Cette réaction, jugée par certains excessive, répond pourtant à une logique interne : Pour le comité central, il est impensable de participer à des élections alors que la Commission électorale n’a toujours pas été réformée et, surtout, après les blessures et les morts provoqués par le boycott de la présidentielle du 25 octobre 2025. Le geste se voulait donc à la fois politique et mémoriel : Sanctionner les frondeurs pour honorer ceux qui ont payé de leur vie un combat que le parti estimait juste.

Mais, si la fermeté du parti s’explique, elle n’en pose pas moins une série de questions fondamentales : Les “insoumis” reviendront-ils au bercail, une fois élus ? Chercheront-ils à créer une nouvelle formation politique ? Et si ces cadres, nombreux et influents, choisissaient de ne pas revenir, que deviendrait alors le PPA-CI ?

Au-delà de ces interrogations immédiates, un constat plus grave apparaît : Laurent Gbagbo semble ne plus faire peur dans son propre parti.

La scène politique ivoirienne a connu des rapports de force plus abrupts, mais rarement, une situation où la figure tutélaire de la gauche, l’homme qui incarnait autrefois la résistance, apparaît soudain aussi isolé. Laurent Gbagbo ressemble aujourd’hui à un général à qui les soldats refusent d’obéir. Cette situation, pour lui, n’est pas seulement une crise politique. C’est une humiliation personnelle, d’autant plus violente qu’elle survient après d’autres affronts subis ces dernières années.

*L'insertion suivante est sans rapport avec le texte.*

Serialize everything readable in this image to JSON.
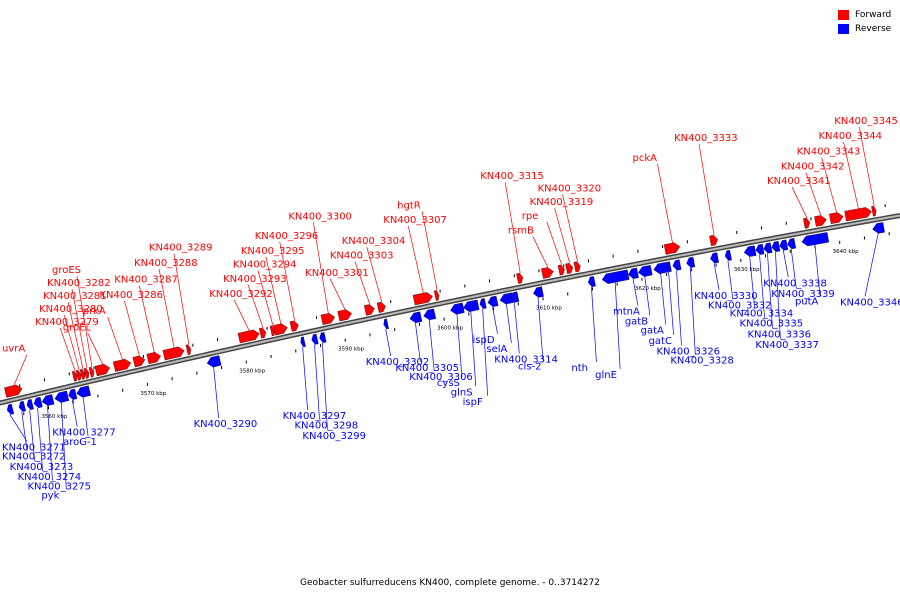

A protester holds a placard reading « Gbagbo is arriving, reconciliation and peace also » during a demonstration called by the Ivorian Popular Front (FPI) party of former Ivorian president Laurent Gbagbo, on February 1, 2020 in Yopougon district of the city of Abidjan. (Photo by SIA KAMBOU / AFP)

L’humiliation la plus récente fut celle infligée par Alassane Ouattara, lorsqu’il l’accusa d’avoir braqué la BCEAO et bloqua sa candidature à l’élection présidentielle — alors même que Laurent Gbagbo, dans les années 2000, avait permis à Alassane Ouattara de briguer la magistrature suprême.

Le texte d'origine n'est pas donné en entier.